Inception
Develops diffusion-based large language models that generate text 5-10x faster than transformer LLMs.
Updated April 2026
Overview
- Website
- inceptionlabs.ai
- Headquarters
- Palo Alto, CA, United States
- Segment
- Specialized & Emerging
Product overview
Inception Labs builds Mercury-series diffusion LLMs like Mercury 2 and Mercury Edit 2, offering features such as 128K context, reasoning, tool use, and structured outputs via OpenAI-compatible API. These models serve developers and enterprises in coding, real-time voice, agentic workflows, and customer support, with users including Zed, Viant, Wispr Flow, and Skyvern.

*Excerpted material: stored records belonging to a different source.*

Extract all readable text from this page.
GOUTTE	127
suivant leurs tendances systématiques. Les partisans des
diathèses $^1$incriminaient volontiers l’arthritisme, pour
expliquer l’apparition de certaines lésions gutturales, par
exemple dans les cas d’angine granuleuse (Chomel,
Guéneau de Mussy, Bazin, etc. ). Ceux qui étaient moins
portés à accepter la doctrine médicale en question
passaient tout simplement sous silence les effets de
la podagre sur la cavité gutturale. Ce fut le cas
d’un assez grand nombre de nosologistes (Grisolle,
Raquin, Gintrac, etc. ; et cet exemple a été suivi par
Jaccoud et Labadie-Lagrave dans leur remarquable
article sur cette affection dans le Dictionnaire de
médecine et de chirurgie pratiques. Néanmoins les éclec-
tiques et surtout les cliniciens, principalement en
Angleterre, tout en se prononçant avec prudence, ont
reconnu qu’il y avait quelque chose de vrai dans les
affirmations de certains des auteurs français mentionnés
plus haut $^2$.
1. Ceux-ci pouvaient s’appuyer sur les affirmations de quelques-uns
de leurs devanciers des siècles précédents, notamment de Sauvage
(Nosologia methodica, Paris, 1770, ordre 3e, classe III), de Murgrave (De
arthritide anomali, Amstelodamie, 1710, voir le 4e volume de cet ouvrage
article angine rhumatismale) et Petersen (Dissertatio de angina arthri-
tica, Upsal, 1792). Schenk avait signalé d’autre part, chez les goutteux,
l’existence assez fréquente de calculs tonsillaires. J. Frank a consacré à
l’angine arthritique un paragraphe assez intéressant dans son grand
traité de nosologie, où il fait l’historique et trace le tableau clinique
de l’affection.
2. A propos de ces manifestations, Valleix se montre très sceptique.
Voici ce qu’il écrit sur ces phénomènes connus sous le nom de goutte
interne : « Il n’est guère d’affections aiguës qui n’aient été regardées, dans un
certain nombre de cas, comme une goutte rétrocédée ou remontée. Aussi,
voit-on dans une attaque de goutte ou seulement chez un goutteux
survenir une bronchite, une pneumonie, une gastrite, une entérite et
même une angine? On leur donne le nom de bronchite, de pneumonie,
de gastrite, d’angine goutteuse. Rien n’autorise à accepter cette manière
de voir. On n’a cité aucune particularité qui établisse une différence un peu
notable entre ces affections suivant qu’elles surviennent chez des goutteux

They stand out by using parallel token generation via diffusion technology for 1,000+ tokens/sec on NVIDIA GPUs and 10x lower cost versus autoregressive LLMs.
Revenue model
Usage-based API pricing: $0.25 per 1M input tokens ($0.025 cached), $0.75 per 1M output tokens for Mercury models; free tier with 10M tokens; developer plan with generous limits and priority support; enterprise with custom SLAs and volume pricing.
Moat
Inception's key competitive moat is its proprietary diffusion-based large language models, such as the Mercury model, which enable significantly faster inference speeds and lower compute costs compared to traditional autoregressive LLMs, pioneered by founders with breakthroughs in diffusion modeling, Flash Attention, and Direct Preference Optimization. This technological edge creates high barriers to entry through advanced research IP and rapid integration into enterprise tools like AWS Bedrock and development platforms, while delivering real-time performance advantages in coding, voice, and search applications.
Headwinds
Diffusion-based LLM approach is unproven at scale and faces intense competition from established autoregressive models.